A decisão de preparar a licitação da Malha Sul em três lotes recoloca o debate sobre eficiência, cobertura territorial e atratividade no transporte ferroviário brasileiro. O Ministério dos Transportes sinaliza que o modelo atual não será mantido e que a concessão operada pela Rumo Logística caminha para não ser renovada, abrindo espaço para um redesenho operacional em Rio Grande do Sul, Santa Catarina, Paraná, São Paulo, Uruguaiana, Cruz Alta, Santa Maria, Cacequi, Rio Grande e outras áreas diretamente ligadas às ferrovias.
A proposta, apresentada dentro da Política Nacional de Concessões Ferroviárias, sugere uma futura concorrência estruturada em trechos independentes, cada um com perfil e desafios próprios.

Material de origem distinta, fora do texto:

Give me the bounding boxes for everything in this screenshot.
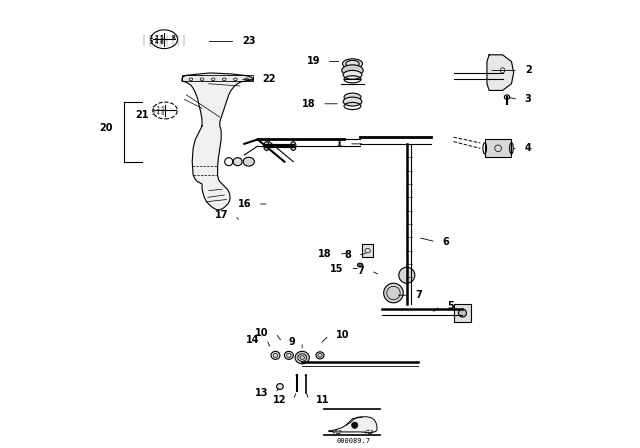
Text: 5: 5 (447, 302, 454, 311)
Ellipse shape (316, 352, 324, 359)
Text: 19: 19 (307, 56, 320, 66)
Ellipse shape (291, 142, 296, 151)
Text: 7: 7 (358, 266, 365, 276)
Text: 18: 18 (302, 99, 316, 109)
Text: 1 3 5: 1 3 5 (152, 106, 164, 111)
Ellipse shape (264, 142, 269, 151)
Ellipse shape (284, 351, 293, 359)
Ellipse shape (295, 351, 309, 364)
Text: 20: 20 (99, 123, 113, 133)
Bar (484, 139, 511, 157)
Polygon shape (329, 417, 377, 432)
Ellipse shape (357, 263, 363, 267)
Bar (454, 304, 472, 322)
Ellipse shape (233, 158, 242, 166)
Text: 2 4 6: 2 4 6 (152, 111, 164, 116)
Ellipse shape (243, 157, 254, 166)
Ellipse shape (342, 59, 362, 69)
Ellipse shape (458, 309, 467, 317)
Text: 8: 8 (344, 250, 351, 260)
Ellipse shape (296, 375, 298, 376)
Ellipse shape (504, 95, 509, 99)
Circle shape (383, 283, 403, 303)
Text: 23: 23 (242, 36, 255, 47)
Text: 17: 17 (215, 210, 228, 220)
Text: 9: 9 (289, 337, 296, 347)
Text: 18: 18 (318, 249, 332, 259)
Text: 10: 10 (335, 330, 349, 340)
Text: 2 4 6: 2 4 6 (150, 40, 163, 45)
Ellipse shape (276, 383, 284, 389)
Text: 12: 12 (273, 395, 287, 405)
Text: 13: 13 (255, 388, 269, 398)
Text: R: R (172, 34, 175, 39)
Text: 000089.7: 000089.7 (337, 438, 371, 444)
Text: 7: 7 (416, 290, 422, 300)
Polygon shape (487, 55, 514, 90)
Ellipse shape (305, 375, 307, 376)
Text: 1 3 5: 1 3 5 (150, 34, 163, 39)
Text: 22: 22 (262, 74, 276, 84)
Bar (362, 244, 373, 258)
Circle shape (351, 422, 358, 428)
Text: 2: 2 (525, 65, 532, 75)
Circle shape (399, 267, 415, 283)
Text: 4: 4 (525, 143, 532, 153)
Ellipse shape (271, 351, 280, 359)
Text: 16: 16 (237, 199, 251, 209)
Text: 15: 15 (330, 263, 344, 274)
Text: 3: 3 (525, 95, 532, 104)
Bar (182, 75, 253, 81)
Ellipse shape (343, 70, 362, 79)
Text: 11: 11 (316, 395, 329, 405)
Text: 21: 21 (135, 110, 148, 120)
Text: 6: 6 (442, 237, 449, 247)
Ellipse shape (343, 97, 362, 106)
Ellipse shape (344, 93, 361, 101)
Polygon shape (182, 73, 253, 210)
Text: 1: 1 (335, 139, 342, 149)
Text: 10: 10 (255, 328, 269, 338)
Ellipse shape (342, 65, 363, 76)
Text: 14: 14 (246, 335, 260, 345)
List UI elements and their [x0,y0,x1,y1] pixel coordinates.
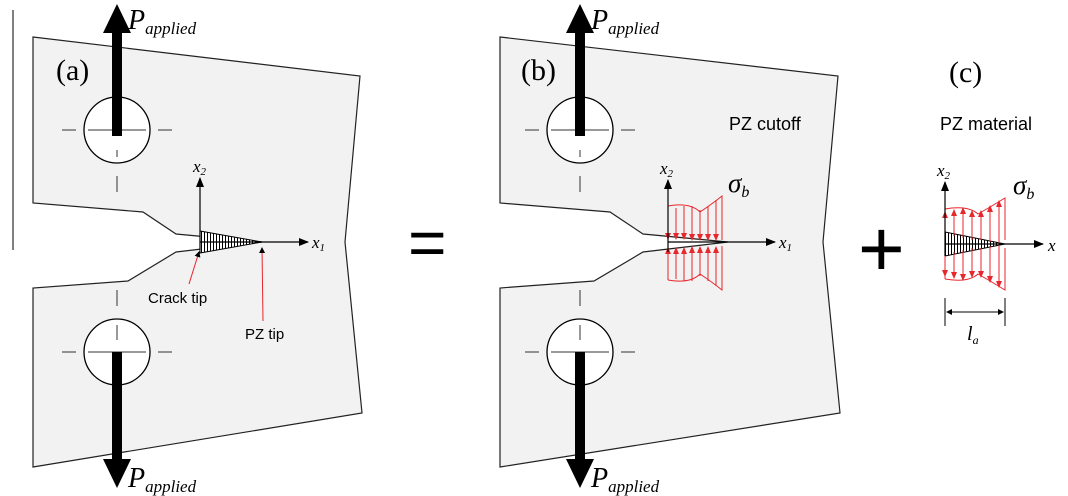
panel-label-c: (c) [949,56,982,89]
x1-label-a: x1 [311,233,325,254]
load-label-bottom-a: Papplied [127,463,197,496]
crack-tip-label: Crack tip [148,290,207,307]
panel-label-b: (b) [521,54,556,87]
panel-a: (a) Papplied Papplied x1 x2 Crack tip PZ… [32,4,363,496]
load-label-bottom-b: Papplied [590,463,660,496]
load-label-top-b: Papplied [590,5,660,38]
load-label-top-a: Papplied [127,5,197,38]
x2-label-c: x2 [936,161,951,182]
panel-label-a: (a) [56,54,89,87]
plus-sign: + [858,204,905,293]
x1-label-b: x1 [778,233,792,254]
x2-label-b: x2 [659,159,674,180]
length-label-c: la [967,323,979,347]
equals-sign: = [408,205,447,279]
load-arrow-top-b [566,4,594,136]
panel-b: (b) PZ cutoff Papplied Papplied x1 x2 σb [499,4,841,496]
panel-title-c: PZ material [940,114,1032,134]
x1-label-c: x [1047,236,1056,255]
crack-tip-pointer [188,251,201,285]
stress-label-c: σb [1013,170,1034,203]
load-arrow-top-a [103,4,131,136]
load-arrow-bottom-a [103,352,131,488]
cohesive-stress-c [942,197,1006,291]
specimen-body-a [32,36,363,468]
x2-label-a: x2 [192,157,207,178]
load-arrow-bottom-b [566,352,594,488]
panel-title-b: PZ cutoff [729,114,802,134]
pz-tip-pointer [259,247,266,322]
stress-label-b: σb [728,168,749,201]
pz-tip-label: PZ tip [245,326,284,343]
panel-c: (c) PZ material x x2 σb la [936,56,1056,347]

A Infra finaliza estudos que definirão como esses lotes serão apresentados ao mercado, mantendo elevada a expectativa de investidores, consultores e gestores públicos.
Lotes com vocações diferentes e disputas complexas
A segmentação em três trechos cria novos cenários:
- Ligação do norte gaúcho ao porto de Rio Grande, priorizando rotas agrícolas e industriais.
- Corredor entre São Paulo e Argentina via Uruguaiana, ampliando a integração entre interior produtivo e fronteira.
- Eixo ferroviário entre Paranaguá e São Francisco do Sul, foco em exportações e competitividade portuária.
Cada lote exige avaliações econômicas, jurídicas e operacionais. Essa construção requer leitura madura por parte dos investidores e atenção dos governos estaduais, principalmente no Rio Grande do Sul, onde parte expressiva da malha aguarda definições sobre reconstrução de trechos afetados pelas chuvas de 2024.
Cuidados do setor com trechos ociosos e com a retirada de trilhos
Entidades ferroviárias já manifestam preocupação com a possibilidade de baixa procura em trechos específicos. A região de Cruz Alta–Santa Maria–Cacequi–Rio Grande, hoje operada com poucas composições semanais, é um exemplo citado com frequência.
A situação se tensiona ainda mais com a retirada de trilhos em áreas desativadas. Houve movimentações em Santa Tereza e, mais recentemente, em Restinga Sêca, com materiais sendo deslocados para Santa Catarina e Paraná. O Ministério Público Federal acompanha o caso e avalia medidas para impedir danos adicionais ao patrimônio ferroviário.
O leilão projetado e a leitura estratégica dos investidores
A previsão inicial indica editais em setembro de 2026 e leilão em dezembro do mesmo ano. A declaração oficial, porém, ressalta que a confirmação depende da conclusão dos estudos da Infra e do encerramento das conversações com a Rumo Logística, cujo contrato atual expira em 2027.
O setor privado acompanha com cautela. A divisão da malha amplia oportunidades para empresas especializadas que buscam rotas com vocação operacional clara. Ao mesmo tempo, exige atenção à viabilidade dos trechos menos movimentados e ao potencial de revitalização da conectividade ferroviária no Sul.
Uma reconfiguração que exige maturidade e planejamento público
As ferrovias do Sul carregam relevância histórica e econômica. A reorganização da Malha Sul demanda análise técnica criteriosa, segurança jurídica e comunicação transparente com os estados afetados. A boa leitura desse processo será vital para atrair capital, proteger áreas vulneráveis e ampliar a competitividade logística da região.
Matéria do D.Diário de Santa Maria.
FAQ
1 – O que muda com a divisão da Malha Sul em três lotes? A mudança amplia as possibilidades de concorrência e busca ampliar o interesse de diferentes grupos, cada um focado em rotas específicas.
2 – Há risco de trechos ficarem sem operação? A preocupação existe, especialmente em áreas de baixa movimentação. Setores locais acompanham atentamente esses desdobramentos.
3 – Os trilhos retirados de áreas desativadas prejudicam o processo? A retirada pressiona ainda mais trechos fragilizados, e o Ministério Público Federal monitora a situação para evitar perdas irreversíveis.